I cannot begin to tell you how much I despise the al Awlakis of this world, but a citizen is a citizen and entitled to the rights of a citizen under our Constitution. People (not I) may argue as to whether we have God-given rights. It is not particularly permissible or rational for anyone to ignore those rights that are enumerated in the Constitution and, above all, where the rights are personal such as the right to due process and protect the individual FROM government overreaching.
The judge (Irving Kaufman) in the Rosenberg case was a Jewish man lest anyone suggest successfully that anti-Semitism was a motive for the prosecution. That judge's family had to move, I believe, to a log cabin in rural Vermont, for their safety during the trial because of threats. No one would have blamed Kaufman for begging off but that would have weakened the judiciary.
Two leading prosecutors of the Rosenbergs were also Jewish for probably similar reasons: Irving Saypol and Roy Cohn. The Stalinists threw every sort of attack at the government, the judge, the prosecutors, the prosecution witnesses, etc., but to no avail because these prosecutors and the judge had the backbone to vindicate judicial authority and the espionage laws of the United States. The younger defense attorney of a father and son team dropped dead at an early age not long after the trial with his exhaustion in the defense effort being a major cause. The defense lawyers were also a credit to the bar regardless of their ideology or motives.
I seldom wish the ACLU well given its history but this suit against Treasury is a serious exception to my rule. They deserve credit for trying and MAJOR credit if they win. I do not see Stephen Breyer or Ruth Ginsberg siding with the government on this. If Sotomayor, Kagan or any other justice agrees with Obozo on this, their resignations should be submitted along with their opinions and they should be pilloried ina future book entitled: Profiles in Treason and Cowardice.

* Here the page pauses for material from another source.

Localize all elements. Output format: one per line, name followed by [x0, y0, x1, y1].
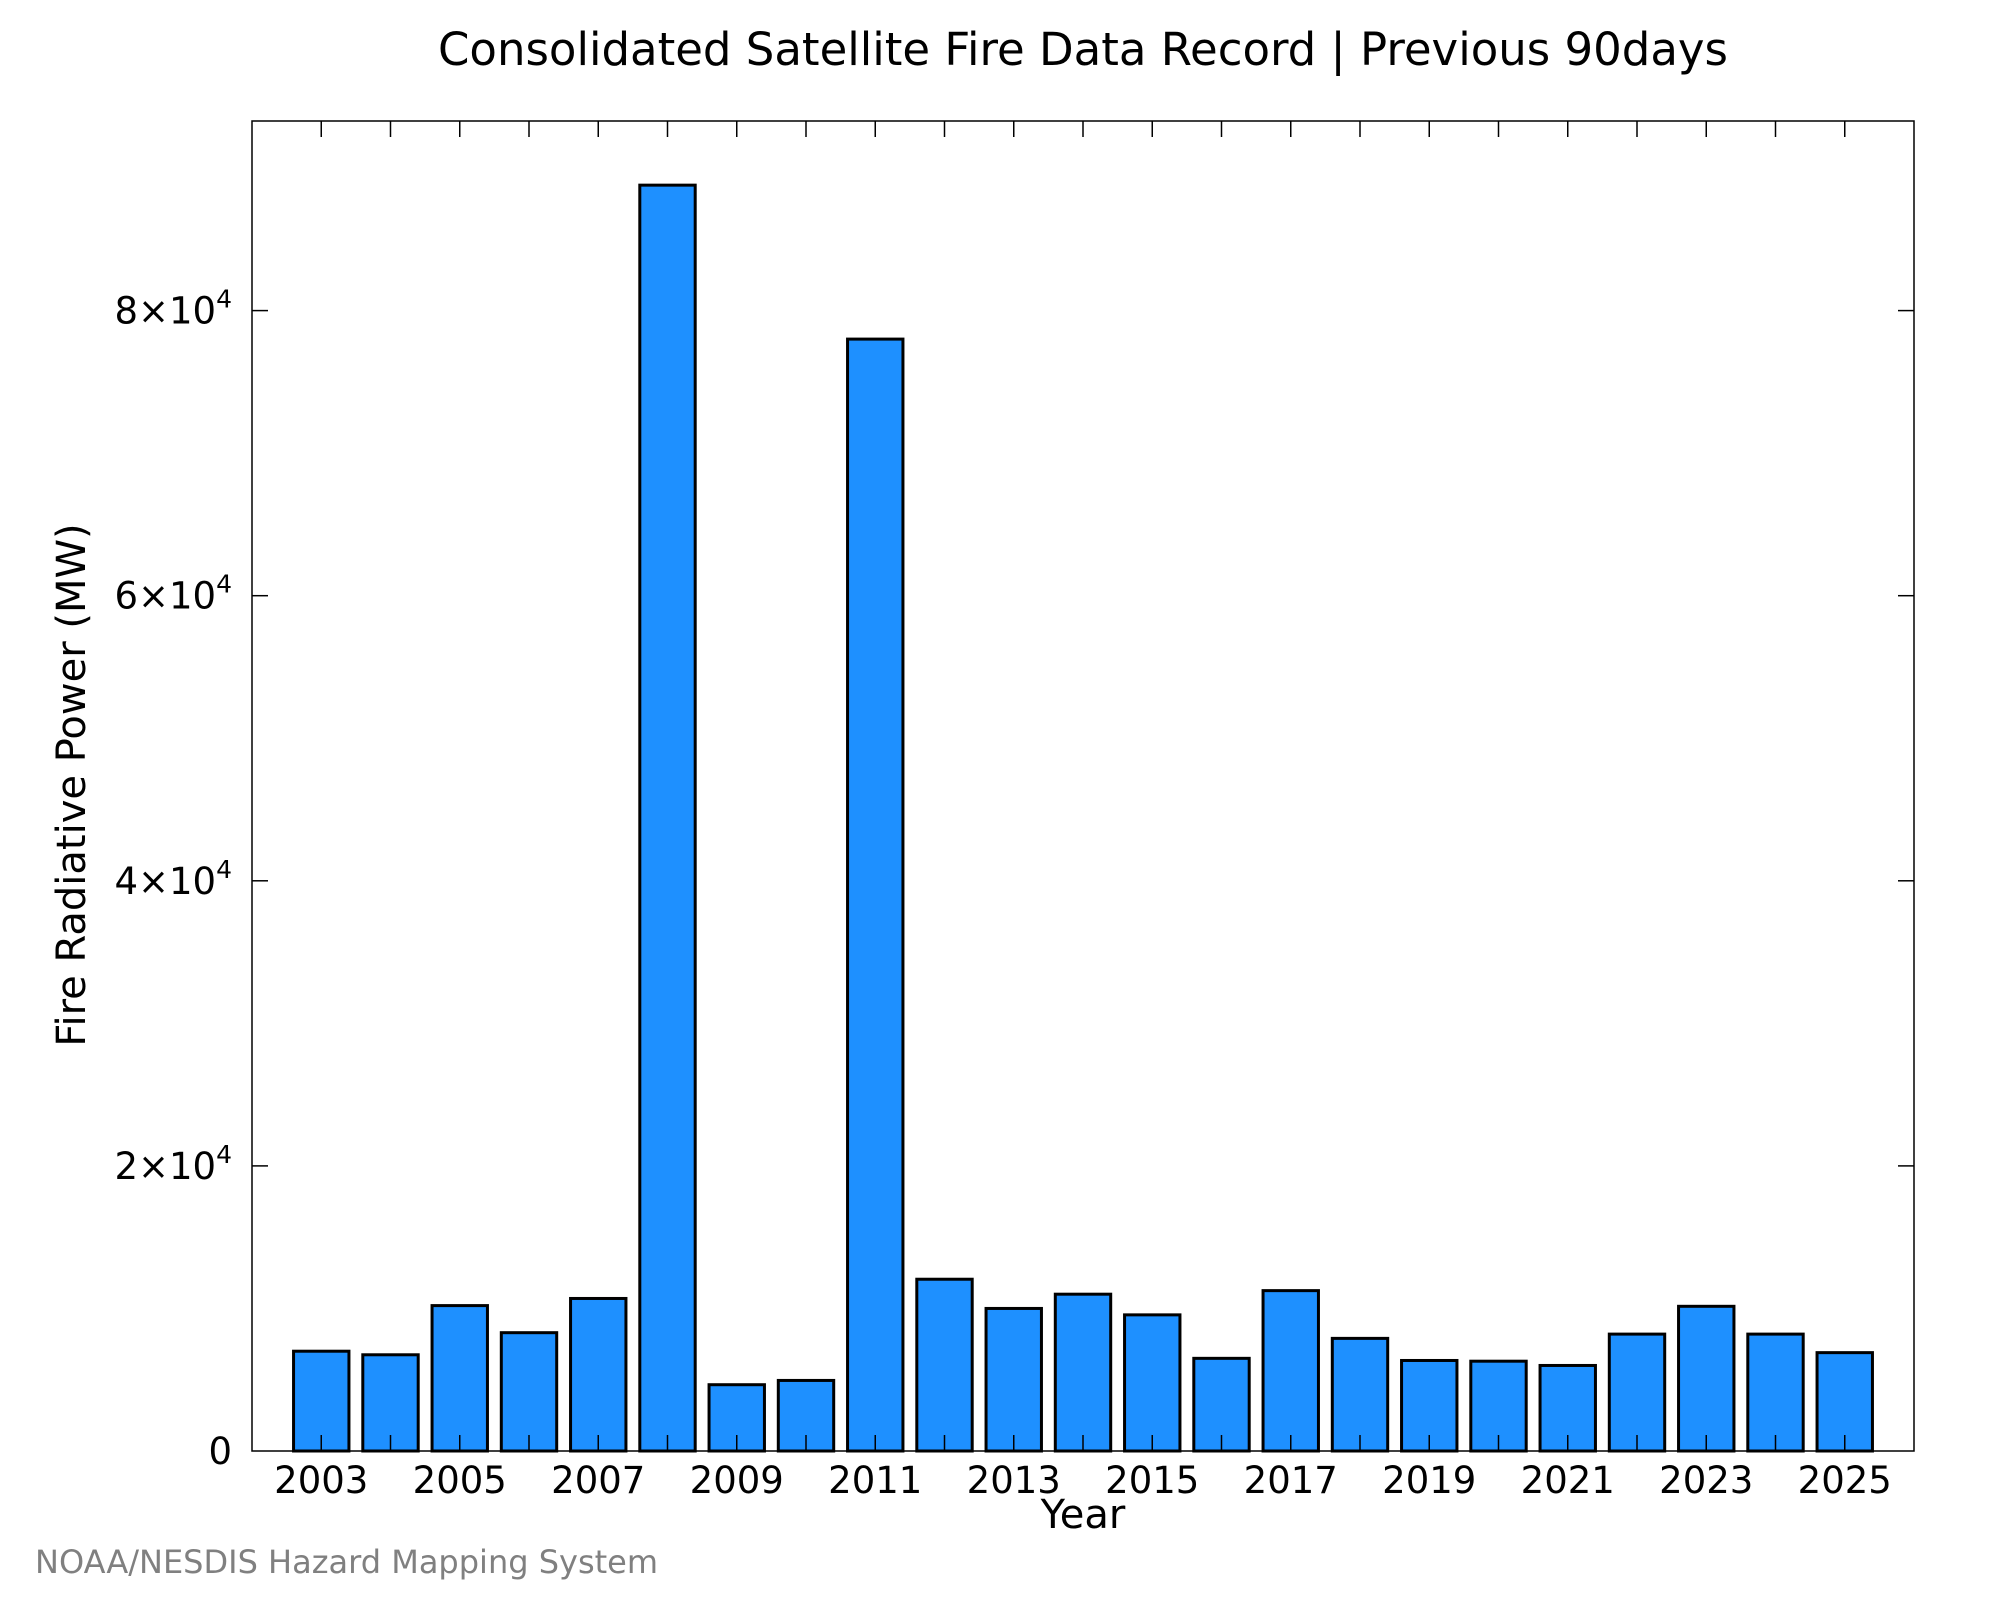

Bump for my education. Thanks.
Let's face it, none of us really give a darn about Awlaki personally; the interest is purely selfish. It's that if they can deny Awlaki his rights as a citizen without trial, without even charges, and just kill him based on a presidential order -- and even worse kill his 16 yr old son who was guilty of absolutely nothing -- then the same can be done to any of us when it's politically expedient.
What blows me away about all of this is that when you strip away all the rhetoric, there really is nothing unique about this situation with Islam. America has been here before -- with communism.
During the Cold War, we had communists infiltrating. Your references to the Rosenbergs was apt -- and when they were guilty of crime, we successfully prosecuted them and executed them. And yet, Americans rejected living in a police state to "protect us against communists". They rejected McCarthism when they saw it's excesses that persecuted people who just maybe, might have some "guilt by association", but who were really innocent. (One of those people was a friend of mine.) Today, we the sheeple seem to blindly accept it -- as long as they are after "the other guy and not me".
I desperately wish that Conservatives would get together and sponsor an ACLU equivalent, because Liberals should not have the only moral high ground on civil liberty issues. If anything, Obamacare and laws like this S1867 prove that.